A collage of collected wisdom adorns the bulletin board outside the office of HHMI investigator William R. Jacobs, Jr. Neatly printed on strips of paper are quotations from Albert Einstein, Nelson Mandela, Carl Sagan—even musician and humorist Kinky Friedman. A Louis Pasteur quote is prominent in the montage: “In the fields of observation chance favors only the prepared mind.”
That familiar aphorism took on new significance for Jacobs and then graduate student Kari Sweeney when, poring over data from what seemed a failed experiment in 2006, they had a flash of insight that led them to a promising candidate vaccine for tuberculosis (TB) and perhaps other deadly diseases.
“Until now, we’ve only been able to slow the growth of TB bacteria,” says Jacobs. “This is the first time anyone has shown that it’s possible to kill the bacteria with a vaccine.”
So far Jacobs, Sweeney, and colleagues at Albert Einstein College of Medicine have tested the candidate vaccine only in mice, but the results, published online September 4, 2011, in Nature Medicine, are encouraging. The new vaccine cleared TB bacteria from infected tissues in some of the mice, a feat no other TB vaccine has accomplished.
What’s more, the approach might eventually be used to create a super-vaccine that could provide lifelong protection against a variety of diseases, such as malaria, herpes, and HIV, in addition to TB.
TB, an infectious disease caused by Mycobacterium tuberculosis, annually accounts for 2–3 million deaths worldwide. One-third of the world’s population is infected with the bacterium, but most infected people don’t get sick because their immune system keeps the pathogen in check. However, people with a weakened immune system, such as those with HIV/AIDS, are highly susceptible to the bacterium. In Africa and other places with staggering rates of HIV infection, co-infection with TB is a serious problem. To make matters worse, strains of M. tuberculosis have become resistant to every drug used to treat TB, and the only available vaccine doesn’t always protect against the disease.

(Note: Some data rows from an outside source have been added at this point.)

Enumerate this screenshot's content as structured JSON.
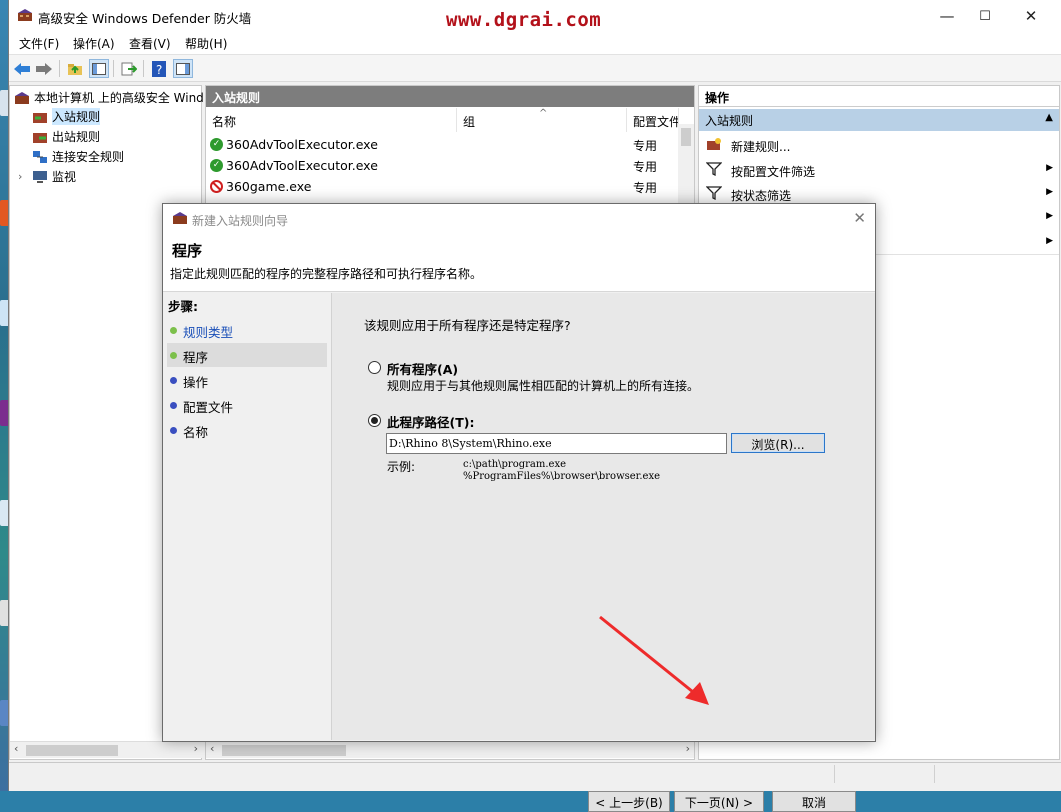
{
  "window": {
    "title": "高级安全 Windows Defender 防火墙",
    "watermark": "www.dgrai.com",
    "minimize": "—",
    "maximize": "☐",
    "close": "✕"
  },
  "menu": [
    "文件(F)",
    "操作(A)",
    "查看(V)",
    "帮助(H)"
  ],
  "tree": {
    "root": "本地计算机 上的高级安全 Wind",
    "items": [
      "入站规则",
      "出站规则",
      "连接安全规则",
      "监视"
    ]
  },
  "center": {
    "header": "入站规则",
    "columns": [
      "名称",
      "组",
      "配置文件"
    ],
    "rows": [
      {
        "name": "360AdvToolExecutor.exe",
        "profile": "专用",
        "status": "allow"
      },
      {
        "name": "360AdvToolExecutor.exe",
        "profile": "专用",
        "status": "allow"
      },
      {
        "name": "360game.exe",
        "profile": "专用",
        "status": "block"
      }
    ]
  },
  "actions": {
    "header": "操作",
    "group": "入站规则",
    "items": [
      "新建规则...",
      "按配置文件筛选",
      "按状态筛选"
    ]
  },
  "dialog": {
    "title": "新建入站规则向导",
    "heading": "程序",
    "subtitle": "指定此规则匹配的程序的完整程序路径和可执行程序名称。",
    "steps_caption": "步骤:",
    "steps": [
      {
        "label": "规则类型",
        "state": "done"
      },
      {
        "label": "程序",
        "state": "current"
      },
      {
        "label": "操作",
        "state": "pending"
      },
      {
        "label": "配置文件",
        "state": "pending"
      },
      {
        "label": "名称",
        "state": "pending"
      }
    ],
    "question": "该规则应用于所有程序还是特定程序?",
    "option_all": {
      "label": "所有程序(A)",
      "desc": "规则应用于与其他规则属性相匹配的计算机上的所有连接。",
      "selected": false
    },
    "option_path": {
      "label": "此程序路径(T):",
      "selected": true
    },
    "path_value": "D:\\Rhino 8\\System\\Rhino.exe",
    "browse_button": "浏览(R)...",
    "example_label": "示例:",
    "example_values": [
      "c:\\path\\program.exe",
      "%ProgramFiles%\\browser\\browser.exe"
    ],
    "back_button": "< 上一步(B)",
    "next_button": "下一页(N) >",
    "cancel_button": "取消"
  },
  "colors": {
    "watermark": "#b3111a",
    "selected_step_bg": "#dcdcdc",
    "done_step_dot": "#7cc04b",
    "pending_step_dot": "#3a4fc0",
    "annotation_arrow": "#ee2b2b",
    "actions_group_bg": "#b8d0e6"
  }
}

Jacobs and Sweeney weren’t trying to build a better vaccine when they began their work; they were investigating a set of genes, called esx-3, found in all mycobacteria (the group to which the TB bug belongs). The idea was to explore the function of esx-3 by deleting it from the bacteria and observing the effects of the deletion. Ideally, they’d have done the work in M. tuberculosis. But esx-3 is so essential to M. tuberculosis the bacteria would have died without it, rendering the deletion experiment meaningless.
So the researchers devised a clever workaround using a different bacterium, M. smegmatis (Msmeg for short), which can tolerate the deletion. First, they infected mice with lethal doses of Msmeg, some with esx-3 intact and others with esx-3 deleted. The Msmeg with intact esx-3 rapidly killed the mice, but those bacteria lacking esx-3 caused no harm, apparently because the modified bugs were done in by the mouse immune system. The conclusion: esx-3 plays a key role in protecting mycobacteria from immune killing.
But no one cares much about Msmeg. Jacobs wanted to know if the findings apply to M. tuberculosis. So his group inserted esx-3 genes from M. tuberculosis into the modified strain of Msmeg, which they called IKE, for immune killing evasion. This experiment resulted in a new strain they dubbed IKEPLUS. The team expected this trick to reverse the effects of the deletion and restore the bacterium’s ability to evade immune killing, thus demonstrating that esx-3 from M. tuberculosis performs the same function as esx-3 from Msmeg.
Instead, the IKEPLUS strain, with its intact esx-3 from M. tuberculosis, was just as susceptible to the mouse immune response as was IKE, which lacked esx-3. The experiment was a flop. In fact, IKEPLUS not only succumbed, it induced an unusually strong mouse immune response, a particular type known as Th1 immunity (the mode of defense the body uses against organisms such as viruses and bacteria that invade cells).
Puzzling over that immune response, Sweeney and Jacobs had an epiphany. If IKEPLUS could elicit Th1 immunity without harming the mice, they reasoned, it might be an ideal vaccine delivery vehicle. To test that possibility, they immunized mice with IKEPLUS and challenged them with massive, intravenous doses of M. tuberculosis. Not only did IKEPLUS protect mice from TB better than the current TB vaccine, it cleared the bacteria from the livers of five immunized mice, which went on to survive more than 200 days after exposure to TB.
“IKEPLUS opens up a new paradigm for vaccinology,” Jacobs says. In particular, it suggests the possibility of creating a “multivalent” vaccine containing a cocktail of immune-stimulating substances that could be administered to newborns, as is the current TB vaccine, thus offering protection from some of the deadliest diseases.
“As a parent, when I read stories about the catastrophic threats polio and smallpox have posed to children, I fully understand what a profound impact infant vaccines have made,” Jacobs says. “Clearly, a focus on development of new vaccines to target TB, malaria, and HIV should be of the highest priority. I believe IKEPLUS can help contribute to this effort.”